Solidarität sei eine christliche Kernaufgabe, „ohne das Bemühen um Gerechtigkeit ist jeder Gottesdienst wertlos“, berief sich der kommissarische Leiter des Bischöflich Münsterschen Offizialates auf den biblischen Propheten Amos. Kossen berichtete über Lebensumstände von Werkvertragsarbeitnehmern in der Fleischindustrie und in anderen Wirtschaftszweigen. „Durch den Missbrauch der Werkverträge und der Leiharbeit werden in Deutschland jeden Tag Hunderttausende vor allem osteuropäische Arbeitsmigranten systematisch ausgebeutet: Im Hotelgewerbe, in der Getränkeindustrie, im Gemüseanbau, bei den Regal-Einräumern mancher Discounter, auf den Großbaustellen, im Metallbau, bei den LKW-Fahrern und im Versandhandel“, referierte der Theologe und gab mit vielen Beispiele Einblicke in soziale Missstände und den Alltag derer, die mit der Hoffnung auf bessere Umstände nach Deutschland kämen.
„Maßlosigkeit und Gier haben in unserer Zeit zu schweren sozialen, ökologischen und ökonomischen Verwerfungen geführt“, erläuterte der Priester.

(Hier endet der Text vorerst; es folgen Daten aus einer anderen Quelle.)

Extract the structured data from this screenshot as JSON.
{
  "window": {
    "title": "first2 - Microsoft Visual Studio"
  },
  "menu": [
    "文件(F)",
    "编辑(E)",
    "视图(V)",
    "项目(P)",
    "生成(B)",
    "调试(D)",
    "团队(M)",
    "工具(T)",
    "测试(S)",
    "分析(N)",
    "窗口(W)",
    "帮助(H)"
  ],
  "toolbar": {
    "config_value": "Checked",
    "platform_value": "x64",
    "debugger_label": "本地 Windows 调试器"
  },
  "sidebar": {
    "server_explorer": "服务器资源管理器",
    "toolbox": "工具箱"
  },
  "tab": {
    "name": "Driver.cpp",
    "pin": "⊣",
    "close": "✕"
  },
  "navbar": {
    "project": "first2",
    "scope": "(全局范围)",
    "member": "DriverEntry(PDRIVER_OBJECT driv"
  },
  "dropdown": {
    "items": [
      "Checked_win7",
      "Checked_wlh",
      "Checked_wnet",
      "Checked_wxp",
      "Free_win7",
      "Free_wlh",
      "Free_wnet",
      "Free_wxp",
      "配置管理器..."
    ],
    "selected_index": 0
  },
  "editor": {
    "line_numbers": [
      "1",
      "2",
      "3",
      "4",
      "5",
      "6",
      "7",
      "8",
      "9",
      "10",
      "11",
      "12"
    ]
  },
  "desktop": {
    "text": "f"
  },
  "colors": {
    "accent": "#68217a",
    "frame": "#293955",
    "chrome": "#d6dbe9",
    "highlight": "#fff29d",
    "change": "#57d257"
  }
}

Der Mensch werde vielfach herabgewürdigt zum Produktionsfaktor und zur Kostenstelle. Auch dort setze die Bewegung Wandelherz an, erläuterte Kossen. Die katholischen Verbände im Oldenburger Land würden dazu motivieren, dass Menschen anfangen ihr Herz zu wandeln. „Weg von Geiz und Habsucht, hin zu Gerechtigkeit und Rücksichtnahme. Alle sollen Leben können.“ In der Diskussion wurden von den Anwesenden verschiedene Verantwortliche benannt. Die Politik müsse Gesetze schaffen, heißt es. Der Handel habe die Fäden in der Hand, meinen andere. Eine Frau aus Dinklage sieht die Verbraucher in der Pflicht. „Am Ende wollen die unser Geld, wir sind da schon die größte Macht, es reicht nicht nach oben zu schimpfen“, betonte sie.
Prälat Kossen gab in seinem Vortrag Beispiele dafür, wie die Idee der Bewegung Wandelherz konkret werden könne, welche Möglichkeiten also Christen als Kunden hätten und im eigenen Umfeld beginnen könnten, Veränderungen herbeizuführen. „Fragen sie beim Händler an, auch per E-Mail, wo die Ware herkommt“, schlug er vor. Er motivierte dazu, Arbeitsmigranten aus der Isolation zu holen und fragte an, ob polnische Pflegekräfte in Nachbarschaften und Kirchengemeinden auftauchten oder stärker eingeladen werden könnten. Kossen warb dafür bewusst einzukaufen, Unrecht im Umfeld wahrzunehmen und fairen Handel im Verband zu stärken. Auch der Wahlkampf berge Gelegenheiten, Politiker auf Arbeitsbedingungen anzusprechen. „Ich lade Sie ein, dass Sie vor Ort die Ideen der Bewegung Wandelherz zum Thema machen, für ein besseres Leben für alle“, schloss Kossen.